I've always been in love with notebooks. When I was younger it was hardcover notebooks in which I would write ENTIRE NOVELS, by hand, often in pencil. Later, especially when I graduated to the computer as a primary writing tool, they became smaller things I toted around in various purses and in which I scribbled quotes, ideas and half-finished poetry.
Some were set aside as dedicated "research journals" for particular projects, and are filled with scrawled notes culled from various research books read along the way, thoughts and ideas on applying facts discovered during research. As it got closer to the writing something, these notebooks often blossomed into colorful and chaotic proliferation of multi-hued Post-it tabs which guided me as to which bits belong in which chapter or section of the actual story I was trying to write.
I currently have a stash of these notebooks, bound in interesting textured covers, sitting in a small pile on a side table and waiting for their turn at glory.
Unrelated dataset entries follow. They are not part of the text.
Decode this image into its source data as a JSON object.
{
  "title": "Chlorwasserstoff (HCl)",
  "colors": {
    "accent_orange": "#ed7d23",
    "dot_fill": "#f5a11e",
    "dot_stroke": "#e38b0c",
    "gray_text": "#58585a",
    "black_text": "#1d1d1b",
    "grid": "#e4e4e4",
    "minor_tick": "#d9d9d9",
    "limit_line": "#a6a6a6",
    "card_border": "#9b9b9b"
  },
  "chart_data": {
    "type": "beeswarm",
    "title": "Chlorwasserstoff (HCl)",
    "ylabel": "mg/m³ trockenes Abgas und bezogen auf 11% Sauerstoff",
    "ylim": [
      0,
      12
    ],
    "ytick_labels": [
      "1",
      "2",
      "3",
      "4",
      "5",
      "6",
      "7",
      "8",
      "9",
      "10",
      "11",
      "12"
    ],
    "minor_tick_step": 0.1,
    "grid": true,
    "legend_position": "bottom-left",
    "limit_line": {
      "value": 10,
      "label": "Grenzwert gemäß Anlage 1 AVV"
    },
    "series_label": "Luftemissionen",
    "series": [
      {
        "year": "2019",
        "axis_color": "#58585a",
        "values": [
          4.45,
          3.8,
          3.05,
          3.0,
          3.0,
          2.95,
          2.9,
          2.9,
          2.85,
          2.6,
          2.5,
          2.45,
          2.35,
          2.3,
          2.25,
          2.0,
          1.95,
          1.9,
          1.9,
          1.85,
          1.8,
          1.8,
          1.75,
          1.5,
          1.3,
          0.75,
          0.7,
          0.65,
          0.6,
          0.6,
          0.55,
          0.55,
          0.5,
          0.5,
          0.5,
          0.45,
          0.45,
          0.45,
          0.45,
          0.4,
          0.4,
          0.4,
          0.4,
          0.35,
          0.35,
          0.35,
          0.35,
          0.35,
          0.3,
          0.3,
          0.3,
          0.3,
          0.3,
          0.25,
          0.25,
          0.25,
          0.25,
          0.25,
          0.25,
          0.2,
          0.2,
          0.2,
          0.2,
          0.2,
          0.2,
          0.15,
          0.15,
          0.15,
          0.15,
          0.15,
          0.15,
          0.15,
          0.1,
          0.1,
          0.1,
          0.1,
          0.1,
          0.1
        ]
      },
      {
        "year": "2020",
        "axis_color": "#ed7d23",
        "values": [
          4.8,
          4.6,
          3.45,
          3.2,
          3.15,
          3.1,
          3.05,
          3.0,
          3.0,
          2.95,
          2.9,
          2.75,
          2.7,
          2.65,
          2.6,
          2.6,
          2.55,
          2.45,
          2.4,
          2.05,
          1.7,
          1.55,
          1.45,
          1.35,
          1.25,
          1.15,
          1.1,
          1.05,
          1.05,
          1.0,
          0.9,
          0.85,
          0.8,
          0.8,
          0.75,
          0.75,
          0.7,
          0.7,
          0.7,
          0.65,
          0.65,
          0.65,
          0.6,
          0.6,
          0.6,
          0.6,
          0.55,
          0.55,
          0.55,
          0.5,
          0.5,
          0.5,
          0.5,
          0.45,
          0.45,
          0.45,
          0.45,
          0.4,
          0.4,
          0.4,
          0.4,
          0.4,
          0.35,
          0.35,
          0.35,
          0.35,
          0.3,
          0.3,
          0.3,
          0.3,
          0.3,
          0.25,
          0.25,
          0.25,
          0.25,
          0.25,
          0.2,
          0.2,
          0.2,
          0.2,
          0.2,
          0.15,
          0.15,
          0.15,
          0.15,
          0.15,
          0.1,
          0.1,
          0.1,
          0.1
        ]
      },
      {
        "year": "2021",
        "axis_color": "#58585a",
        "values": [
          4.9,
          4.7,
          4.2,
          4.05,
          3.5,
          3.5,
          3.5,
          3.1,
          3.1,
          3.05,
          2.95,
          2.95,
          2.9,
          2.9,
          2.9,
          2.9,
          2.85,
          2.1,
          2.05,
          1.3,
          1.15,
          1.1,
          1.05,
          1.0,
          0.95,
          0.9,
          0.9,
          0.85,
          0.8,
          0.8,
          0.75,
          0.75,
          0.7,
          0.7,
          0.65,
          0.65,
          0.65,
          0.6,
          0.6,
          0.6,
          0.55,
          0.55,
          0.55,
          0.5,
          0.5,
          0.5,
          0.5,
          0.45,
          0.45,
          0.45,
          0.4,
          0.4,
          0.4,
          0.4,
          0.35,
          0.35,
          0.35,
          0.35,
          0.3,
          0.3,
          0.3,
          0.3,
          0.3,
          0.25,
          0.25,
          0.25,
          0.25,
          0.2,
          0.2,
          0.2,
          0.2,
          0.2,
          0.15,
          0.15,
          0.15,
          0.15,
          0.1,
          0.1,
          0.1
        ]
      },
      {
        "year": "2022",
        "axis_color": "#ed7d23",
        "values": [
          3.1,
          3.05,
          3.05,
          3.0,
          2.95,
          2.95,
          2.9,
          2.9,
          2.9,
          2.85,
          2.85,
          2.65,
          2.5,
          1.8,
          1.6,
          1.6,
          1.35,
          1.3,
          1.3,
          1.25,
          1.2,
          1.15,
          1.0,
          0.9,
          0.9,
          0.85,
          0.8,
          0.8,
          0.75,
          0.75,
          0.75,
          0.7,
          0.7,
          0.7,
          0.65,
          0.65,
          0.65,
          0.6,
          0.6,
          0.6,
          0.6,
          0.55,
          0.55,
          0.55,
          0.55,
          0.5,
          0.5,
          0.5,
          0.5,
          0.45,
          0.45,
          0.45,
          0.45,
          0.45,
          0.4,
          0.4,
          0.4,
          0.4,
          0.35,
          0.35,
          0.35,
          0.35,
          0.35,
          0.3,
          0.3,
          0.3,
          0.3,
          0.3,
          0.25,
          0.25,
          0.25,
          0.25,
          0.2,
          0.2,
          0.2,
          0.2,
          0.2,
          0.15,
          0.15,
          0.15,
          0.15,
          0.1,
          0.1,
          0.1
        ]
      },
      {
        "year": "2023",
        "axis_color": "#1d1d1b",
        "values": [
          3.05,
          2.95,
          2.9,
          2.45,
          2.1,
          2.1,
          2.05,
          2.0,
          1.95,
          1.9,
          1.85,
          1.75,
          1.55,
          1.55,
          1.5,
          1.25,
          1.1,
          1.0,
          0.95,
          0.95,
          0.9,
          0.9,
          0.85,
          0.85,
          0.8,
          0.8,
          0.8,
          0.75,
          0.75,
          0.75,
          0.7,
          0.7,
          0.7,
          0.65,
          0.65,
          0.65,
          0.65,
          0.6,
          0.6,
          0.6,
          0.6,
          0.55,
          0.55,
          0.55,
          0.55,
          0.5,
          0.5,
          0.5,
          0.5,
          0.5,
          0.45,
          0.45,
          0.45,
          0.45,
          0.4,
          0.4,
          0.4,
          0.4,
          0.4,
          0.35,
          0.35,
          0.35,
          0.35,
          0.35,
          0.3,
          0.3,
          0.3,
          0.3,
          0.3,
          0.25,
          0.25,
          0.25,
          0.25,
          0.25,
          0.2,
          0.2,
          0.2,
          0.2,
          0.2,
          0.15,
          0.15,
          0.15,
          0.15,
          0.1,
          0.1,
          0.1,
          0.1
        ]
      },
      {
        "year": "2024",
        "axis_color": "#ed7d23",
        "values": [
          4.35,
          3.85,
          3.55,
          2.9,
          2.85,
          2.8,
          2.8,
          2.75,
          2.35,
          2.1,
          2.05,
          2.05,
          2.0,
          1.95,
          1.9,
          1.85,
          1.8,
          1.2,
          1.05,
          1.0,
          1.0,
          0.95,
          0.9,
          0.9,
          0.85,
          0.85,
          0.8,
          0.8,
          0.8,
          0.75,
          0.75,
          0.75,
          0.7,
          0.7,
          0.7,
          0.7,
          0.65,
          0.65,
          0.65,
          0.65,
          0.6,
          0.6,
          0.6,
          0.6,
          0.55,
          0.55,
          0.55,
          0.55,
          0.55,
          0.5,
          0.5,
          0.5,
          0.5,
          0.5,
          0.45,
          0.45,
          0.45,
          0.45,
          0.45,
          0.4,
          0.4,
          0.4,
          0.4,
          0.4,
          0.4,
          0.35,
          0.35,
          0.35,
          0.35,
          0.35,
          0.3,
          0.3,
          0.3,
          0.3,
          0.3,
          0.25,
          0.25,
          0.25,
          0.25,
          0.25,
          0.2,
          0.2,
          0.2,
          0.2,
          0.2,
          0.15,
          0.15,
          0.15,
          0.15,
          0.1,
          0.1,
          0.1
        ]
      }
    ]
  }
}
They don't know yet what they are going to be, what they are going to build.
In a sense, this defines a writer. Scratch through a writer's pockets or bags and you'll always find these things, full of chicken scratches of half formed and barely coherent ideas, sometimes in shorthand which even the writer is hard-pressed to recognize a week or a month or a year after they had scritched it down for remembrance. If not a notebook, you'll find old envelopes with scribbles on the back, napkins from fast-food restaurants, sale slips from stores which went out of business six months before but whose ghosts haunt the bottom of someone's handbag because the back of of them contain the first inklings of a deathless idea.
I take my notebooks everywhere. I take them traveling and write down the things I see and hear and experience and taste. I write down the things that leave me gaping in awe and the things that make me laugh and the things that make me annoyed. I take them out to restaurants with friends, and scribble furtively in them when I happen to notice a strange character sitting at a table a little way away and am suddenly mugged by that person's life story (or my version of it, anyway) which I just have to jot down and preserve because some day I might need a character JUST LIKE THAT for a story not yet born. I leave them lying by my bed when I go to sleep at night because who knows what dreams may come and need to be nailed down in ink on paper before they vanish like the ephemera that they are.
Blank journals represent a restless, exciting state of possibility and of Things To Come. They tremble with the yet-unborn spirits of stories still to be told. They whisper out of that inviting emptiness calling to me to come and fulfill them, to help them find their destinies, and along the way, pursue my own.
They are physical links to that place that lies Between, where the stories live and fly.